Brazil, India and China show that size matters sometimes. However, value flows in the direction of size not for its own sake, but only if it can also find relatively skilled labour, stability, basic infrastructure and reasonable guarantee of the sanctity of contracts. Failure in these areas has not only led Nigeria to be cited frequently in doomsday scenarios. It has also meant that much of the world is passing Nigeria by. Those who used to worry a lot about Nigeria’s well-being and its inability to live up to its role—the United States, Britain and South Africa—can hardly be bothered anymore.
Spare me that hackneyed story about the serious setbacks of colonial rule. Malaysia, a country three years younger and with a similar colonial heritage, borrowed its first palm kernel seedlings from Nigeria, and now that country is in a different league altogether. Singapore was similarly in the throes of a corrupt and incompetent leadership before Lee Kwan Yew and his followers turned that island city-state into one of the world’s most advanced countries.
If Nigeria wants the next 50 years to be different, it must face down its demons—punish corruption, provide infrastructure and micro-credit, and insist on an electoral system that produces credible leadership.

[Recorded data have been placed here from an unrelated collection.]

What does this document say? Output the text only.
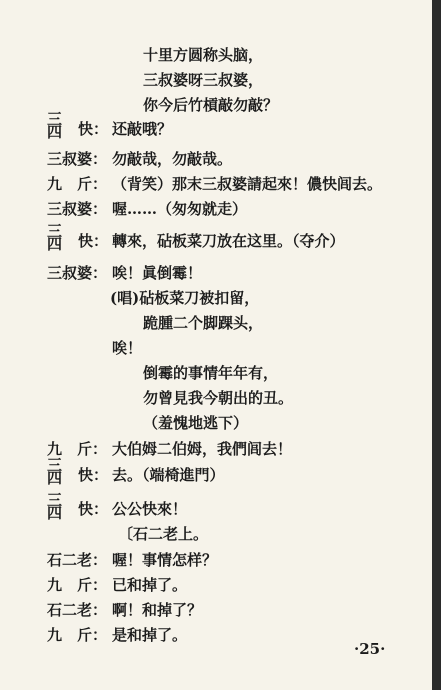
十里方圆称头脑，
三叔婆呀三叔婆，
你今后竹槓敲勿敲？
三
四 快： 还敲哦？
三叔婆： 勿敲哉，勿敲哉。
九　斤： （背笑）那末三叔婆請起來！儂快闾去。
三叔婆： 喔……（匆匆就走）
三
四 快： 轉來，砧板菜刀放在这里。（夺介）
三叔婆： 唉！眞倒霉！
(唱)砧板菜刀被扣留，
跪腫二个脚踝头，
唉！
倒霉的事情年年有，
勿曾見我今朝出的丑。
（羞愧地逃下）
九　斤： 大伯姆二伯姆，我們闾去！
三
四 快： 去。（端椅進門）
三
四 快： 公公快來！
〔石二老上。
石二老： 喔！事情怎样？
九　斤： 已和掉了。
石二老： 啊！和掉了？
九　斤： 是和掉了。
·25·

I disagree with Campbell that the failure of consensus over power sharing or the absence of a strongman, like Obasanjo, for example, is necessarily a bad omen. Strongmen, godfathers and moneybags have been the bane of the country’s politics.
The failure of consensus, which Campbell so deplores, is not as much a failure as it is the beginning of the end of an archaic recruitment system. It’s a good thing for the country, especially since politicians of all shades, including the traditional strongmen, are now compelled to negotiate a different model. The country needs one badly.
Vested interests will, of course, resist it, but such resistance need not lead to chaos and bloodshed.
It is possible to take the cynical view—that Campbell’s analysis is more an alert to the American establishment about the increasing unreliability of its fourth biggest oil supplier than it is a prophecy about whether or not Nigeria is doomed.
If Nigeria can humble itself and take a long, hard look at the mirror, it just might find that it has been its own worst enemy. As the country marks its 50th anniversary, forecasts such as those of John Campbell should be a wake-up call.
Azubuike Ishiekwene, a member of the editorial board of World Policy Journal, has been an investigative reporter, a features writer, a member of the editorial board, and the editor of Punch Titles, Nigeria’s largest selling newspapers. He is the author of Nuhu Ribadu, a book on Nigeria’s stalled anti-corruption war, the chair of the CNN/MultiChoice African Journalist of the Year Award panel, and a member of the board of the World Editors Forum.